2. What the sales & licensing flow collects

When you buy a license, we collect only what we need to process the order and issue your key:

  • Your name — to address you and issue the license.
  • Your email — to send your license key, download link, receipt, and support replies. Your key is tied to this email.
  • Your company name — for the license record and your invoice/reference.
  • Payment proof — the screenshot or file you upload (for example, a DuitNow / bank-transfer receipt) so we can verify payment manually.

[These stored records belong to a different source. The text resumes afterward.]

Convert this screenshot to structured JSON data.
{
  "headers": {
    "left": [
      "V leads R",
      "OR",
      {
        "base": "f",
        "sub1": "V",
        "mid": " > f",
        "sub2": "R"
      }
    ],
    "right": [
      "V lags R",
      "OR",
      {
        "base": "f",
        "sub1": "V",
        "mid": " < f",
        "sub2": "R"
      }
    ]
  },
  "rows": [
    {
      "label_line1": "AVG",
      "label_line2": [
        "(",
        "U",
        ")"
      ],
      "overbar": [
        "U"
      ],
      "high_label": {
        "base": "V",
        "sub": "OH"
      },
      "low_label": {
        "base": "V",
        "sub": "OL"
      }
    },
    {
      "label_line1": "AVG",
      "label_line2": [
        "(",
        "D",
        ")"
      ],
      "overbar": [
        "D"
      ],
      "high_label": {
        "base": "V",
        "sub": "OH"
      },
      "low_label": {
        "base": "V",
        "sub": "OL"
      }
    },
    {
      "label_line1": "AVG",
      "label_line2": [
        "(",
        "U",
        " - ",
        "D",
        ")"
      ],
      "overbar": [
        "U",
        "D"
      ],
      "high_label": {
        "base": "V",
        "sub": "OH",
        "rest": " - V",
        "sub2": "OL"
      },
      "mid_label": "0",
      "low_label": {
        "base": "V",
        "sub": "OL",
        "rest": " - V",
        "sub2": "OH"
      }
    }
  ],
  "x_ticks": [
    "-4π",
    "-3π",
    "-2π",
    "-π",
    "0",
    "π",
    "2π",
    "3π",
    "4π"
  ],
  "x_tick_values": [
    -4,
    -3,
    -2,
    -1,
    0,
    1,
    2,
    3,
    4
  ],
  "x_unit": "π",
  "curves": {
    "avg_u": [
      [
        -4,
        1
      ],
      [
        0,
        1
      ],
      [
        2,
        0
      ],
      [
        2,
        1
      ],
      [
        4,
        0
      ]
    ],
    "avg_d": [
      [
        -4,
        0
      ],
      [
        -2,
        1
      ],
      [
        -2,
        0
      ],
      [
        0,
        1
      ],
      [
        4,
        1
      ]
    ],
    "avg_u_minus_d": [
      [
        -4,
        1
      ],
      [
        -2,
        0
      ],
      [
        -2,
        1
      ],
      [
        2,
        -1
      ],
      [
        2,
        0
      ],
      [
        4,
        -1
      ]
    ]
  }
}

This data is processed through Supabase, our hosting and database provider, and stored securely there. We use it only to verify your payment, issue and support your license, and keep basic records of the sale. We do not sell your data or use it for advertising.

3. Retention

We keep your order and license details for as long as your license is active and for as long as we are required to for legitimate business and legal/tax record-keeping. Uploaded payment proofs are kept only as long as needed to verify and evidence the transaction, then deleted on a routine basis. You can ask us to delete your personal data where we are not legally required to keep it (see clause 7).

4. Optional sync subscription (end-to-end encrypted)

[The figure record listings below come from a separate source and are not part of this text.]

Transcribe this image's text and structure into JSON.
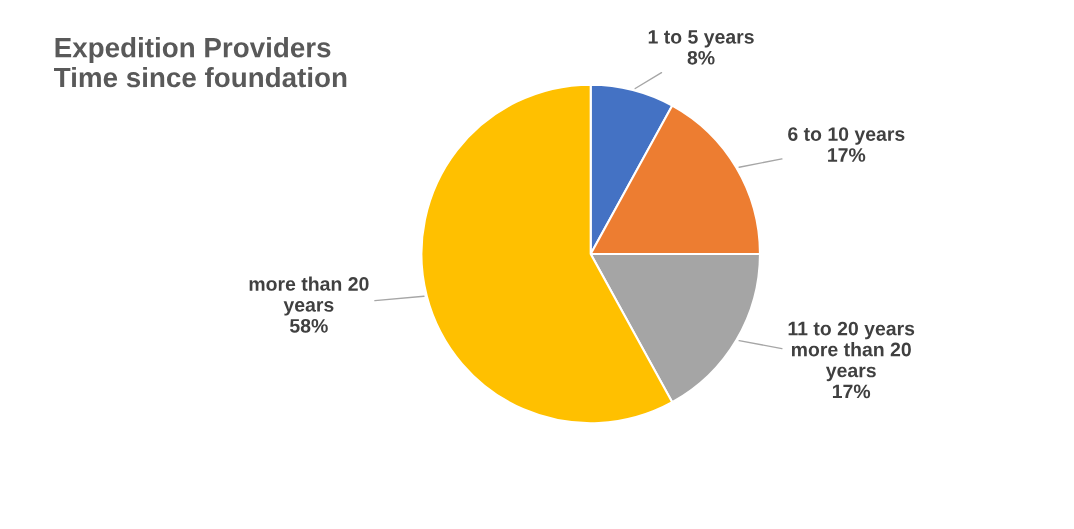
{
  "chart_data": {
    "type": "pie",
    "title": "Expedition Providers\nTime since foundation",
    "categories": [
      "1 to 5 years",
      "6 to 10 years",
      "11 to 20 years\nmore than 20\nyears",
      "more than 20\nyears"
    ],
    "values": [
      8,
      17,
      17,
      58
    ],
    "value_labels": [
      "8%",
      "17%",
      "17%",
      "58%"
    ],
    "colors": [
      "#4472c4",
      "#ed7d31",
      "#a5a5a5",
      "#ffc000"
    ],
    "legend": false
  }
}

If you subscribe to sync, your data is synchronised across your own devices and apps using end-to-end encryption. Your data is encrypted on your device before it is transmitted, and only your devices hold the keys to decrypt it — we cannot read your synced content. We process the minimum metadata required to route the sync and to manage your subscription billing. If you cancel sync, syncing stops and your data remains on your devices.

5. AI assistant (only with your own key)

The AI assistant is off unless you turn it on by adding your own AI provider API key. When you use it, the relevant data is sent directly from your device to the AI provider you chose (for example, your selected model provider) under their privacy terms — not through us. We do not receive or store your prompts or the data you send to the AI provider. If you never add a key, no data is ever sent to any AI provider.

6. Cookies & this website

This marketing and checkout website aims to keep tracking minimal. We do not use third-party advertising cookies. Any cookies used are limited to what is necessary to operate the site and process your order securely.

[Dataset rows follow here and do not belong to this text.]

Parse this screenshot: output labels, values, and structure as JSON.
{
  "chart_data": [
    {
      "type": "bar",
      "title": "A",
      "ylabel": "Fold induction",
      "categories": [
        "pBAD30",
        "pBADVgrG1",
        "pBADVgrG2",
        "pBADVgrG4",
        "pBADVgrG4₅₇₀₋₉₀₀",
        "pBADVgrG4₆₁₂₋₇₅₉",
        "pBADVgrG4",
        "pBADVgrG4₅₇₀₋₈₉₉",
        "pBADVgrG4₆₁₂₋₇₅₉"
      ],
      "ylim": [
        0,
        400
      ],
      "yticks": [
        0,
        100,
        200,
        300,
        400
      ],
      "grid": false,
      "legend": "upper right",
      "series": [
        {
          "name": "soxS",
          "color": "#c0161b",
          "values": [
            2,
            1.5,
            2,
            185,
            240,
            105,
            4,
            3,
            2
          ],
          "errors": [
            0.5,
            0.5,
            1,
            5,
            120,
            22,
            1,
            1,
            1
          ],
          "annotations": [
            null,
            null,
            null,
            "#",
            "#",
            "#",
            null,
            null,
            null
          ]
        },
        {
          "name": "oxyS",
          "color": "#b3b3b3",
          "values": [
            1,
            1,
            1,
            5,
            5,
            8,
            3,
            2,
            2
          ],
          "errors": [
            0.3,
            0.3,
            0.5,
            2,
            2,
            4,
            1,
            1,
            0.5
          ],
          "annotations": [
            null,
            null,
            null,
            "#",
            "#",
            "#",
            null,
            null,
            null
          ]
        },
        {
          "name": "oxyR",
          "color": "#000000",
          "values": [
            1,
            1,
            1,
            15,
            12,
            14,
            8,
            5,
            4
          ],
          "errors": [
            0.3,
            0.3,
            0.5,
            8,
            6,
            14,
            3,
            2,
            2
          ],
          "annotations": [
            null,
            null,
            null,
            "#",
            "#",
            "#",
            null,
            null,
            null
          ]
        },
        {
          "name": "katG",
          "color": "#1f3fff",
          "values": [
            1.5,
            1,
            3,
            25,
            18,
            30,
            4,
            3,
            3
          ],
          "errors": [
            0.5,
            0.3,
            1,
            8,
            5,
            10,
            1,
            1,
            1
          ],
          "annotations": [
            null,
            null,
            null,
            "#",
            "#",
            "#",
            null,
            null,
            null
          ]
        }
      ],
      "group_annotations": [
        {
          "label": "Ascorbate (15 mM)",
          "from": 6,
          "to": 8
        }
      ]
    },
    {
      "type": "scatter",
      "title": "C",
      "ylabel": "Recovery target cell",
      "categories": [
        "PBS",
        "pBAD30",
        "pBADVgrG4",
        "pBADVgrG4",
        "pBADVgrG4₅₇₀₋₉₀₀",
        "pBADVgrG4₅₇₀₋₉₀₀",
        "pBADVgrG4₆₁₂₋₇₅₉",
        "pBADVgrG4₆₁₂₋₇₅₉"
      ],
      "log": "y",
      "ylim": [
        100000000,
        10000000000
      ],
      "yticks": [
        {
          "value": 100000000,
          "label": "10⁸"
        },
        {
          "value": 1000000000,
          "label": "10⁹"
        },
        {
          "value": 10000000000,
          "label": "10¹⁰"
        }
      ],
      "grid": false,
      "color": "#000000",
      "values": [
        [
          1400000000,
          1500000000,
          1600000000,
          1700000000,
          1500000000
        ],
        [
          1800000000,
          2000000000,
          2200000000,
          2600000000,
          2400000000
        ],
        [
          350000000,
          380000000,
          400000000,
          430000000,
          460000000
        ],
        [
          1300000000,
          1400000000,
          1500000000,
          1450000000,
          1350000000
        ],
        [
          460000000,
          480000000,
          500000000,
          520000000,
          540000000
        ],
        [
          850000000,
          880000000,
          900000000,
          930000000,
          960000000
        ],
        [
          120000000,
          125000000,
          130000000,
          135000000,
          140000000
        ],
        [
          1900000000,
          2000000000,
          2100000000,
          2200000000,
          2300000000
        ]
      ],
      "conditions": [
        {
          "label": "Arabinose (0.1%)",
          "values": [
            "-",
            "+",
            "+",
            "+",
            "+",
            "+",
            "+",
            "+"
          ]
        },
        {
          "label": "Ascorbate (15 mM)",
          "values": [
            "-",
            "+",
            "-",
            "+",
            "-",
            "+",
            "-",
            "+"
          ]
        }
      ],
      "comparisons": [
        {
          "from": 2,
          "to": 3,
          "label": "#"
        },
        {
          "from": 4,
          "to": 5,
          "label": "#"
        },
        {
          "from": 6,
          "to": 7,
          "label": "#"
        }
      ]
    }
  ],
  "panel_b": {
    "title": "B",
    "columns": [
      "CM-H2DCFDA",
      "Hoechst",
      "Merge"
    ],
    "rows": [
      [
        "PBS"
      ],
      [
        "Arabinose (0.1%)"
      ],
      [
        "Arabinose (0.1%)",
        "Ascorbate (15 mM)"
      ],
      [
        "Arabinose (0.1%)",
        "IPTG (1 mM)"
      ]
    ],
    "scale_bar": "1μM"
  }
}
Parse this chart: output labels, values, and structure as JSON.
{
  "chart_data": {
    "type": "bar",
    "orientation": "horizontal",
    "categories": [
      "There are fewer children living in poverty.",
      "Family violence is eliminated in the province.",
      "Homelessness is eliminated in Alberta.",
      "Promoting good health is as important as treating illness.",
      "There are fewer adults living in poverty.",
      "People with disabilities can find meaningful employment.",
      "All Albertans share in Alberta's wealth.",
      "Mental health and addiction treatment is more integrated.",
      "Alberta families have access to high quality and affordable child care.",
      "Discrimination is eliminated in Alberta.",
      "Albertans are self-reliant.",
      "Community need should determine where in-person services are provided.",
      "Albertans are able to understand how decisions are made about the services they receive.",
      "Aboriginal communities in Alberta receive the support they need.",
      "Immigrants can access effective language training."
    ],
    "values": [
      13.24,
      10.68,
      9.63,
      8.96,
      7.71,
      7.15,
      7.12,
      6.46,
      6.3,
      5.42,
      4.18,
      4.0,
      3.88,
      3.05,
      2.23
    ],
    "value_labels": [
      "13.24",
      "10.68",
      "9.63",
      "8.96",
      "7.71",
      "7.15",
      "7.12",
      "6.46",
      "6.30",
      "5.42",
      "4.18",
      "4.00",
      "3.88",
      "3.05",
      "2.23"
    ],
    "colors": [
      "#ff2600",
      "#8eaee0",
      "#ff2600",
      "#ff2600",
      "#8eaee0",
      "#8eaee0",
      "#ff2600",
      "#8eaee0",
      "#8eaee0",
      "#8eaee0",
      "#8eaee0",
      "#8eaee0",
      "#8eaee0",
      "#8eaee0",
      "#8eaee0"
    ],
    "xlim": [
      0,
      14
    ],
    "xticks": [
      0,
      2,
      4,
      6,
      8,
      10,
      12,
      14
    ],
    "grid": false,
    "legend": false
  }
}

7. Your rights under the PDPA

We process personal data in line with Malaysia’s Personal Data Protection Act 2010 (PDPA). Under the PDPA you have the right to:

  • Access the personal data we hold about you;
  • Correct inaccurate or incomplete data;
  • Withdraw consent to our processing, where processing is based on consent;
  • Limit how we process your data; and
  • Ask us to delete data we are not legally required to keep.

We process your data to fulfil your order, support your license, and meet our legal obligations. Note that the PDPA applies to commercial transactions in Malaysia and does not apply to the personal/business records you keep locally inside the app — those are on your device and never reach us.

8. Security

We take reasonable technical and organisational measures to protect the limited data we hold, including secure hosting via Supabase and restricted access to order records. No system is perfectly secure, but because we deliberately hold so little of your data, the exposure is minimal by design.

9. Contact & data requests

To exercise any of your rights, or for any privacy question, email support@builtbypali.com. We will respond within a reasonable time and in line with the PDPA.

10. Changes to this policy

We may update this policy from time to time. The “Last updated” date above shows the current version; material changes will be reflected on this page.